The world's first wiki where authorship really matters (Nature Genetics, 2008). Due credit and reputation for authors. Imagine a global collaborative knowledge base for original thoughts. Search thousands of articles and collaborate with scientists around the globe.

wikigene or wiki gene protein drug chemical gene disease author authorship tracking collaborative publishing evolutionary knowledge reputation system wiki2.0 global collaboration genes proteins drugs chemicals diseases compound
Hoffmann, R. A wiki for the life sciences where authorship matters. Nature Genetics (2008)

Na+:HCO3- cotransporters (NBC): expression and regulation in the kidney.

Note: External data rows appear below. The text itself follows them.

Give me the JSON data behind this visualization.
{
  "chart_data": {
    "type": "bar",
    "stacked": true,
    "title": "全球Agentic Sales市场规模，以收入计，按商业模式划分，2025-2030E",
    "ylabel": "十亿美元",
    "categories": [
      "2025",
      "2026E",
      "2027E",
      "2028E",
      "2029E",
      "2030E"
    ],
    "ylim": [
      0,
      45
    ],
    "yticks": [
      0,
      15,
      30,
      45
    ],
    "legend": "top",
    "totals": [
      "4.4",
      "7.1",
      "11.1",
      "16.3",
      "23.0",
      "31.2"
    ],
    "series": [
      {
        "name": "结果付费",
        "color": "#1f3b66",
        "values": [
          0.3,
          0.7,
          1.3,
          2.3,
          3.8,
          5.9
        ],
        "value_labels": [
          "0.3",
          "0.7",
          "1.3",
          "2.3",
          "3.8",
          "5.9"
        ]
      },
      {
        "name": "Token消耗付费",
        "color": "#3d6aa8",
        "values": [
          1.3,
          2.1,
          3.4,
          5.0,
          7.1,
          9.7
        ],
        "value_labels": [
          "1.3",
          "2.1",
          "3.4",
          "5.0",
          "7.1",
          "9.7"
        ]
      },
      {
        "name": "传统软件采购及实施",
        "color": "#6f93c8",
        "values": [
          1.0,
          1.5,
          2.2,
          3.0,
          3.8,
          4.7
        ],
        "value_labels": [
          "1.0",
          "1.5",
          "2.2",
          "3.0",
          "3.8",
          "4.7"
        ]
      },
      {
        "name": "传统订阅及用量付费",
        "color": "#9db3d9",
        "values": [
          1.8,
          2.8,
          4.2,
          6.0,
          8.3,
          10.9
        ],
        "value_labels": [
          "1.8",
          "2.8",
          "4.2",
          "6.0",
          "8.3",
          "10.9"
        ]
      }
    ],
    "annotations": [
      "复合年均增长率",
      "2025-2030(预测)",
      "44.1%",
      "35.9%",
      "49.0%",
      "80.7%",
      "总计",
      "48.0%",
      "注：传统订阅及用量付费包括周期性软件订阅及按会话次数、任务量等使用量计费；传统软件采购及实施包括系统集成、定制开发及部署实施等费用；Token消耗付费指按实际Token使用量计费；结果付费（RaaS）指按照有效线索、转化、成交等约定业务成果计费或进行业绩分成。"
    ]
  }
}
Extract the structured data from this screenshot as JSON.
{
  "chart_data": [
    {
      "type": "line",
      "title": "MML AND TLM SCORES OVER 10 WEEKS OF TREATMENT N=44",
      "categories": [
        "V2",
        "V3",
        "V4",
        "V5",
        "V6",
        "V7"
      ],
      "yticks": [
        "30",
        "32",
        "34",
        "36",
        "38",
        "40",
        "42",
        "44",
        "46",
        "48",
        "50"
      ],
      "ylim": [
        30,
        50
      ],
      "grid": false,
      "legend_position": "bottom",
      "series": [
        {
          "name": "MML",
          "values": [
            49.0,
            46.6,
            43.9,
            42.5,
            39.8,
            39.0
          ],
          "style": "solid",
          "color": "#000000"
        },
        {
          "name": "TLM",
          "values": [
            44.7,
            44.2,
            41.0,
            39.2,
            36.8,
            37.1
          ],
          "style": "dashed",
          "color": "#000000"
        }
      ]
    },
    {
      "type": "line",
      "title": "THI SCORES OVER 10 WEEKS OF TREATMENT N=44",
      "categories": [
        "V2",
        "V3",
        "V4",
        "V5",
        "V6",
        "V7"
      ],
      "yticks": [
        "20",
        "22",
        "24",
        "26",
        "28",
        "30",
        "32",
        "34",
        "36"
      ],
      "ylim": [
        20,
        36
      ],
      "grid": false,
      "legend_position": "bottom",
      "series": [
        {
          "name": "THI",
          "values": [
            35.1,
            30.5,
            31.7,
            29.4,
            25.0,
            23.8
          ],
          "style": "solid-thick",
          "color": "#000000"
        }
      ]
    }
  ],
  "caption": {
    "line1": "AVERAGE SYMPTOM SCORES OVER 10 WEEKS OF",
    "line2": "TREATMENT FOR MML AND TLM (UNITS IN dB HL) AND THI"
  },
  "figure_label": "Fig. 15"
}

Recent molecular cloning experiments have identified the existence of four NBC isoforms (NBC1, 2, 3 and 4) and two NBC-related proteins AE4 and NCBE (Anion Exchanger 4 and Sodium-dependent Chloride-Bicarbonate Exchanger). Except for AE4 which does not transport Na, all are presumed to mediate the cotransport of Na+ and HCO3-. NBC1 is expressed on the basolateral membrane of proximal tubule, is electrogenic and plays an important role in bicarbonate reabsorption in kidney proximal tubule. NBC1 is directly stimulated by carbonic anhydrase (CA) II, indicating that its inhibition by CA inhibitor acetazolamide is, in part, direct and due to the inhibition of CAII which in turn binds to the carboxy terminal tail of NBC1. NBC2 has two variants, NBCn1 and mNBC3, which are expressed in the kidney. NBCn1 is located on the basolateral membrane of the thick ascending limb of Henle whereas mNBC3 is expressed on the apical membrane of alpha intercalated cells. Both transporters are electroneutral. NBC3 or kNBC3 (also referred to as NDCBE), NBC4, AE4 and NCBE are all expressed in the kidney but their characterization is in early stages. The purpose of this article is to summarize recent functional and molecular advances on NBC isoforms and related proteins, examine the interaction of NBC1 and carbonic anhydrases, and discuss the role and regulation of NBC isoforms in renal bicarbonate transport in health and disease states.[1]